Todo el café arábica es genéticamente similar: ¿cómo pueden saber tan distinto los granos?
Los granos de café arábica resultan ser genéticamente muy similares, pero producen sabores llamativamente distintos según dónde y cómo se cultivan y procesan. Los comentaristas discuten el papel relativo de la genética, el terroir (suelo, clima, microbios) y las etapas posteriores a la cosecha, como la fermentación y el tostado, en la formación del sabor, y también señalan cómo los métodos de preparación y la sensibilidad sensorial individual influyen en las diferencias percibidas. El hilo vincula estas cuestiones con problemas más amplios como la vulnerabilidad del monocultivo, las amenazas del cambio climático para los cultivos de café y el marketing y la mitología en torno a las bebidas premium.
Genética vs. Diferencias de sabor
- Varios comentarios cuestionan el titular: el arábica es “genéticamente similar”, pero el artículo informa grandes reordenamientos cromosómicos, deleciones e incluso cromosomas ausentes.
- Un resumen técnico señala que las secuencias codificantes son en gran medida las mismas, pero la organización génica y el número de copias difieren, lo que cambia la dosis génica y la expresión y, por tanto, el fenotipo.
- Algunos sostienen que el artículo exagera el papel de la genética al sugerir que los cambios cromosómicos explican principalmente el sabor, sin relacionar rigurosamente marcadores genéticos específicos con compuestos del sabor ni controlar el entorno.
Entorno, terroir y procesamiento
- Muchos enfatizan el terroir: la composición del suelo, la altitud, el clima, las precipitaciones y las comunidades microbianas locales influyen fuertemente en la química y el sabor del grano.

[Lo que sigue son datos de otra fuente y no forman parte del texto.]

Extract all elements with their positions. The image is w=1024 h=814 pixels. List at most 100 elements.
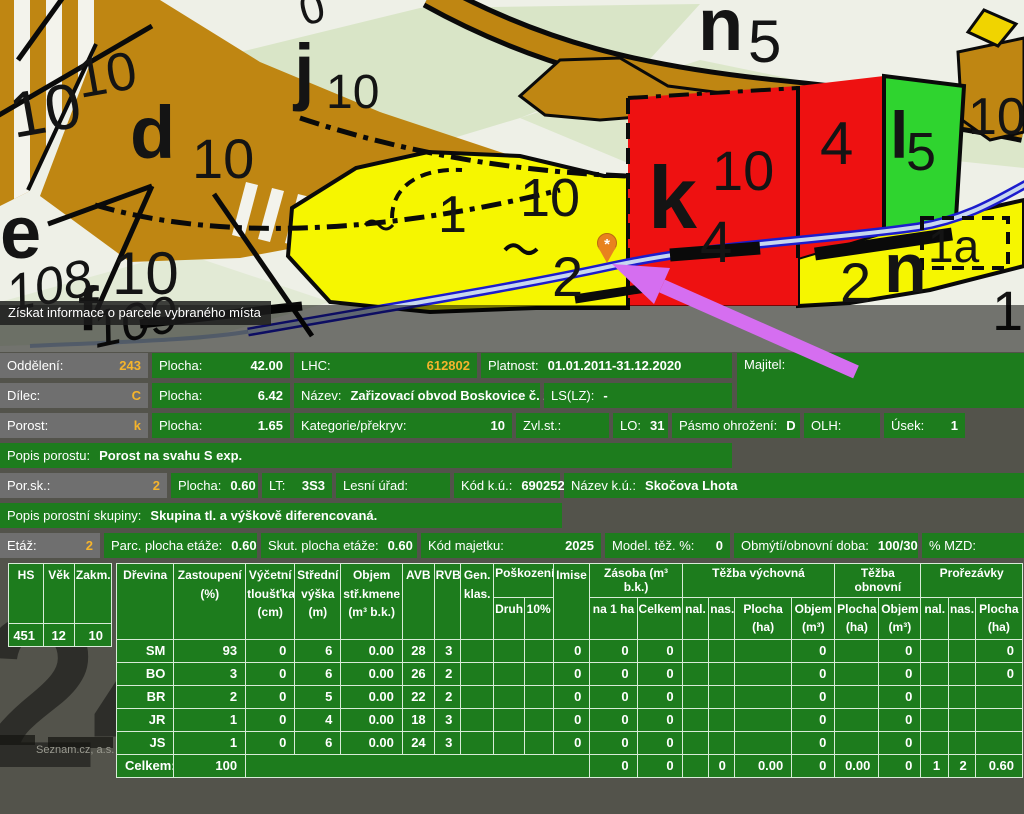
field-pasmo: Pásmo ohrožení:D xyxy=(672,413,800,438)
col-header-objem-kmene: Objem stř.kmene (m³ b.k.) xyxy=(341,564,402,640)
col-header-vycetni: Výčetní tloušťka (cm) xyxy=(246,564,295,640)
cell-avb: 22 xyxy=(402,685,434,708)
cell-drevina: BO xyxy=(117,662,174,685)
value: Zařizovací obvod Boskovice č. 2 xyxy=(350,388,550,403)
cell-plocha-pror xyxy=(975,731,1022,754)
cell-druh xyxy=(494,685,525,708)
value: 10 xyxy=(491,418,505,433)
map-label: 2 xyxy=(552,245,583,308)
field-olh: OLH: xyxy=(804,413,880,438)
value: 612802 xyxy=(427,358,470,373)
stand-summary-table: HS Věk Zakm. 451 12 10 xyxy=(8,563,112,647)
value: 243 xyxy=(119,358,141,373)
col-header-vek: Věk xyxy=(44,564,75,624)
cell-nas-pror xyxy=(949,662,976,685)
value: 1.65 xyxy=(258,418,283,433)
cell-zakm: 10 xyxy=(74,624,111,647)
field-dilec: Dílec:C xyxy=(0,383,148,408)
label: Plocha: xyxy=(159,358,202,373)
cell-plocha-obn: 0.00 xyxy=(835,754,879,777)
value: 100/30 xyxy=(878,538,918,553)
value: 0.60 xyxy=(230,478,255,493)
cell-gen xyxy=(461,639,494,662)
label: Plocha: xyxy=(159,388,202,403)
label: Parc. plocha etáže: xyxy=(111,538,222,553)
cell-plocha-obn xyxy=(835,639,879,662)
cell-celkem: 0 xyxy=(637,685,682,708)
col-header-nal-vych: nal. xyxy=(682,597,709,639)
cell-plocha-vych xyxy=(734,639,791,662)
col-header-nal-pror: nal. xyxy=(921,597,949,639)
group-header-zasoba: Zásoba (m³ b.k.) xyxy=(590,564,682,598)
cell-hs: 451 xyxy=(9,624,44,647)
col-header-druh: Druh xyxy=(494,597,525,639)
map-label: k xyxy=(648,148,698,247)
group-header-prorezavky: Prořezávky xyxy=(921,564,1023,598)
field-platnost: Platnost:01.01.2011-31.12.2020 xyxy=(481,353,732,378)
cell-celkem: 0 xyxy=(637,639,682,662)
cell-plocha-pror: 0 xyxy=(975,662,1022,685)
label: LT: xyxy=(269,478,285,493)
col-header-na1ha: na 1 ha xyxy=(590,597,637,639)
map-dark-feature xyxy=(0,735,35,745)
field-nazev-ku: Název k.ú.:Skočova Lhota xyxy=(564,473,1024,498)
map-label: 4 xyxy=(820,110,853,177)
cell-objem-vych: 0 xyxy=(792,754,835,777)
cell-nas-vych xyxy=(709,639,735,662)
group-header-tezba-vychovna: Těžba výchovná xyxy=(682,564,835,598)
value: Skupina tl. a výškově diferencovaná. xyxy=(150,508,377,523)
value: 42.00 xyxy=(250,358,283,373)
field-nazev: Název:Zařizovací obvod Boskovice č. 2 xyxy=(294,383,540,408)
table-row: 451 12 10 xyxy=(9,624,112,647)
value: 2 xyxy=(153,478,160,493)
field-lhc: LHC:612802 xyxy=(294,353,477,378)
cell-imise: 0 xyxy=(553,708,590,731)
col-header-drevina: Dřevina xyxy=(117,564,174,640)
cell-drevina: JR xyxy=(117,708,174,731)
cell-na1ha: 0 xyxy=(590,754,637,777)
cell-imise: 0 xyxy=(553,685,590,708)
value: D xyxy=(786,418,795,433)
field-plocha-porsk: Plocha:0.60 xyxy=(171,473,258,498)
cell-zastoupeni: 93 xyxy=(174,639,246,662)
col-header-zastoupeni: Zastoupení (%) xyxy=(174,564,246,640)
species-row: BO3060.00262000000 xyxy=(117,662,1023,685)
field-zvlst: Zvl.st.: xyxy=(516,413,609,438)
group-header-poskozeni: Poškození xyxy=(494,564,553,598)
field-porsk: Por.sk.:2 xyxy=(0,473,167,498)
col-header-celkem: Celkem xyxy=(637,597,682,639)
cell-vycetni: 0 xyxy=(246,685,295,708)
cell-avb: 26 xyxy=(402,662,434,685)
label: Kategorie/překryv: xyxy=(301,418,407,433)
col-header-objem-vych: Objem (m³) xyxy=(792,597,835,639)
value: 0.60 xyxy=(388,538,413,553)
map-label: n xyxy=(698,0,743,66)
value: 0.60 xyxy=(231,538,256,553)
cell-zastoupeni: 3 xyxy=(174,662,246,685)
cell-pct10 xyxy=(524,685,553,708)
cell-plocha-obn xyxy=(835,708,879,731)
cell-plocha-vych xyxy=(734,685,791,708)
cell-nal-vych xyxy=(682,662,709,685)
cell-rvb: 3 xyxy=(434,639,461,662)
cell-nal-pror: 1 xyxy=(921,754,949,777)
label: Etáž: xyxy=(7,538,37,553)
label: Úsek: xyxy=(891,418,924,433)
value: k xyxy=(134,418,141,433)
label: Oddělení: xyxy=(7,358,63,373)
label: LO: xyxy=(620,418,641,433)
cell-nas-pror xyxy=(949,731,976,754)
cell-avb: 28 xyxy=(402,639,434,662)
field-majitel: Majitel: xyxy=(737,353,1024,408)
cell-rvb: 3 xyxy=(434,708,461,731)
map-canvas[interactable]: 10 10 d 10 j 10 n 5 10 1 2 10 e 108 f 10… xyxy=(0,0,1024,352)
col-header-hs: HS xyxy=(9,564,44,624)
cell-pct10 xyxy=(524,639,553,662)
map-label: d xyxy=(130,91,175,174)
map-label: 1 xyxy=(438,186,467,244)
label: Majitel: xyxy=(744,357,785,372)
value: 1 xyxy=(951,418,958,433)
cell-plocha-pror: 0 xyxy=(975,639,1022,662)
cell-celkem: 0 xyxy=(637,708,682,731)
map-label: 5 xyxy=(748,8,781,75)
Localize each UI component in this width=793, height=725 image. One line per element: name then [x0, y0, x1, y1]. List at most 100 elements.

- Se informa ampliamente que el café de la misma especie pero de distintas regiones sabe distinto; los ejemplos dados incluyen perfiles colombianos frente a etíopes, kenianos u hondureños.
- Los métodos de procesamiento (lavado/húmedo, natural/seco, honey, estilos de fermentación, tiempo, microbios) se describen como grandes “igualadores de sabor”, a veces más importantes que las diferencias genéticas.
Preparación, tostado y extracción
- El nivel de tostado altera significativamente el sabor; un tostado oscuro puede borrar las diferencias de origen.
- Los parámetros de preparación —tamaño de molienda, temperatura del agua, presión, tiempo de contacto, caudal— afectan fuertemente la extracción de ácidos, aceites y aromas.
- Pequeños cambios (por ejemplo, temperatura de preparación, orden de añadir hielo/leche/espresso) pueden producir tazas notablemente distintas.
Percepción, entrenamiento y “pantomima”
- Algunos dicen que todo el café y el vino les saben igual; otros afirman poder distinguir orígenes y variedades, especialmente al probarlos en paralelo.
- Hay debate sobre cuánto es real frente a sesgo psicológico, pero muchos insisten en que las diferencias pueden ser obvias, sobre todo en los extremos (tostado claro frente a French roast, vino ácido frente a dulce).
- La agudeza del gusto y el entrenamiento varían; aparecen referencias a “supertasters” frente a quienes tienen los sentidos más apagados.
Clima, monocultivo y economía
- Los cultivos de café, especialmente el arábica, se consideran vulnerables al cambio climático y a las enfermedades, con preocupaciones por los riesgos del monocultivo similares a los de los plátanos.
- El aumento de la demanda global (incluida Asia) y la oferta limitada se vinculan con una “paradoja del café” y una posible expansión del uso de la tierra, con preocupaciones ambientales.
Terroir, marketing y calidad alimentaria más amplia
- Algunos consideran que el “terroir” es en parte un mito o marketing de las élites del vino que puede desautorizar a los productores de café, y prefieren “procedencia” y centrarse en prácticas controlables.
- Otros generalizan el terroir para explicar los productos frescos modernos insípidos: la selección, la logística, el almacenamiento y las preferencias del consumidor por la apariencia y la disponibilidad durante todo el año por encima del sabor y la nutrición.